Wherever possible, original features, such as elaborate cornices, were retained and restored. Sometimes this wasn't feasible, in which case rather than attempt to recreate what had been lost, John and his team opted for a contemporary approach. At the back of the building, for example, an extension was added in which glass predominates and this has the effect of introducing far more light than previously.
Providing an understated backdrop to the Rochas' collection of contemporary art and furniture, walls are uniformly white, floors invariably of stained wood, windows left undressed.
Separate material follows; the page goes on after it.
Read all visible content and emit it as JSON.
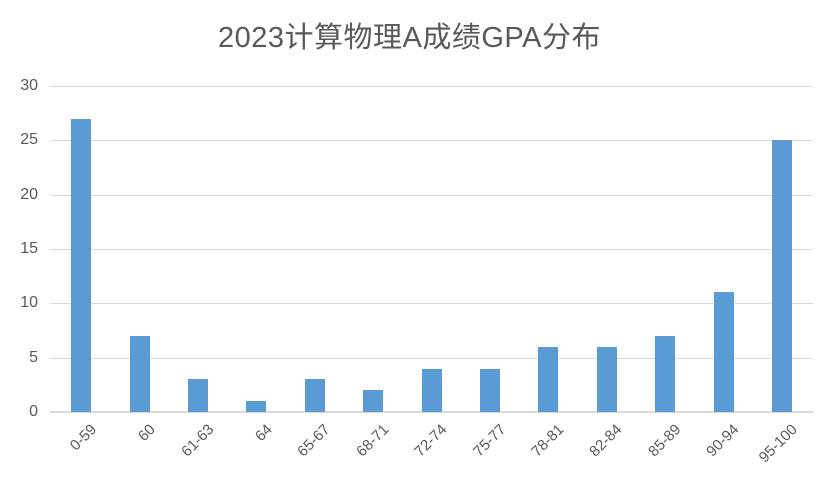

A consistent aesthetic of restraint applies throughout.
Except, that is, for the guest loo - where an altogether different approach has been taken. First of all, unlike everywhere else, there's no natural light here; in this it conforms entirely to expectations. But not otherwise, because the way the designer has approached dealing with a modestly proportioned and functional space is anything but mundane. On the contrary, to visit the smallest room chez Rocha is akin to stepping into a gorgeous jewellery box.
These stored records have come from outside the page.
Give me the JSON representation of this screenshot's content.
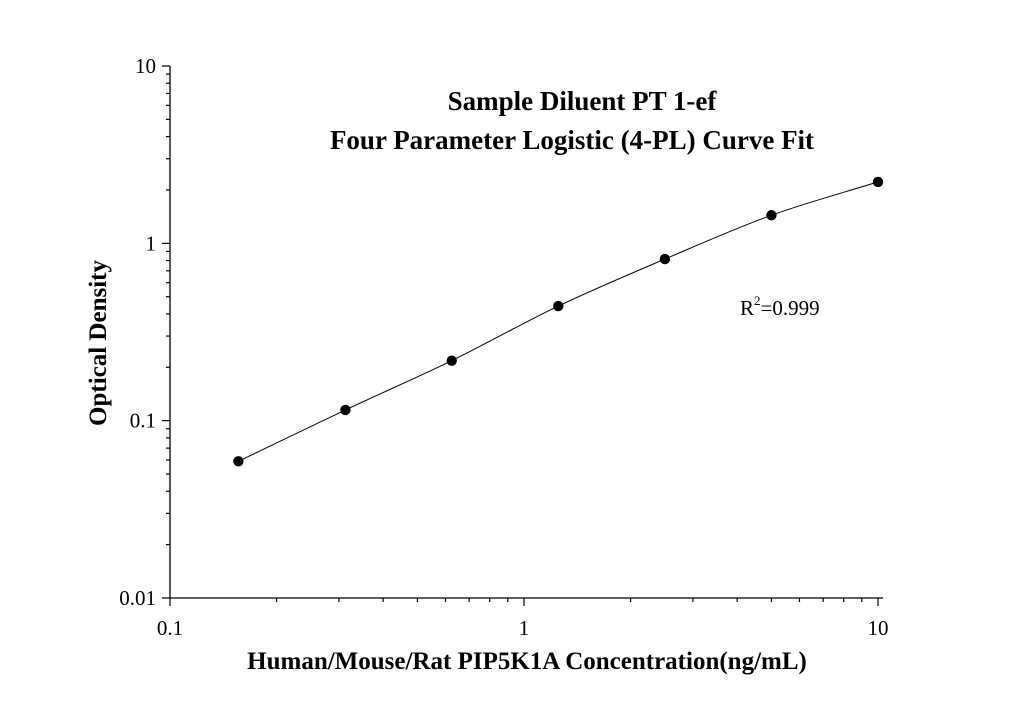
{
  "chart_data": {
    "type": "scatter",
    "title": "Sample Diluent PT 1-ef",
    "subtitle": "Four Parameter Logistic (4-PL) Curve Fit",
    "xlabel": "Human/Mouse/Rat PIP5K1A Concentration(ng/mL)",
    "ylabel": "Optical Density",
    "x_scale": "log",
    "y_scale": "log",
    "xlim": [
      0.1,
      10
    ],
    "ylim": [
      0.01,
      10
    ],
    "x_ticks": [
      {
        "value": 0.1,
        "label": "0.1"
      },
      {
        "value": 1,
        "label": "1"
      },
      {
        "value": 10,
        "label": "10"
      }
    ],
    "y_ticks": [
      {
        "value": 0.01,
        "label": "0.01"
      },
      {
        "value": 0.1,
        "label": "0.1"
      },
      {
        "value": 1,
        "label": "1"
      },
      {
        "value": 10,
        "label": "10"
      }
    ],
    "grid": false,
    "series": [
      {
        "x": [
          0.156,
          0.313,
          0.625,
          1.25,
          2.5,
          5,
          10
        ],
        "y": [
          0.059,
          0.115,
          0.218,
          0.443,
          0.815,
          1.44,
          2.22
        ]
      }
    ],
    "annotation": {
      "r_symbol": "R",
      "exponent": "2",
      "value_text": "=0.999"
    }
  }
}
All the walls are sheeted in black glass inspired, John says, by the collection of tableware he designed for Waterford Crystal. This is by no means Waterford's only contribution to the room. A floor-to-ceiling screen that conceals the loo from the entrance door is entirely composed of crystal chandelier drops arranged in a series of elaborate patterns. John worked out the design, his daughter Simone and two friends spent three days putting it together (with assistance from a special adhesive), and then the whole lot was pressed between two panes of clear glass and installed.
More pieces of crystal were used to make up the surrounds of the sink before the actual item was constructed from further panels of glass bonded together to avoid the risk of water leakage; above this hangs a plain but well-lit rectangular mirror. The floor is covered in slabs of polished black stone.
It's not fussy, but it's not understated either, not Versailles-on-a-budget and not a repository for magazines nobody wants to read. This is a room that, for all the modesty of its dimensions, packs a memorable punch - and also makes no attempt to conceal its practical function. "Yes, I think it works," says John modestly. Actually it works so fantastically that the loo has been recreated in an apartment he designed at Crosbie's Yard, Dublin 3, which is due to be auctioned on behalf of the Irish Hospice Foundation. Whoever buys that apartment should be prepared to find guests spending the greatest amount of time contentedly concealed within its smallest room.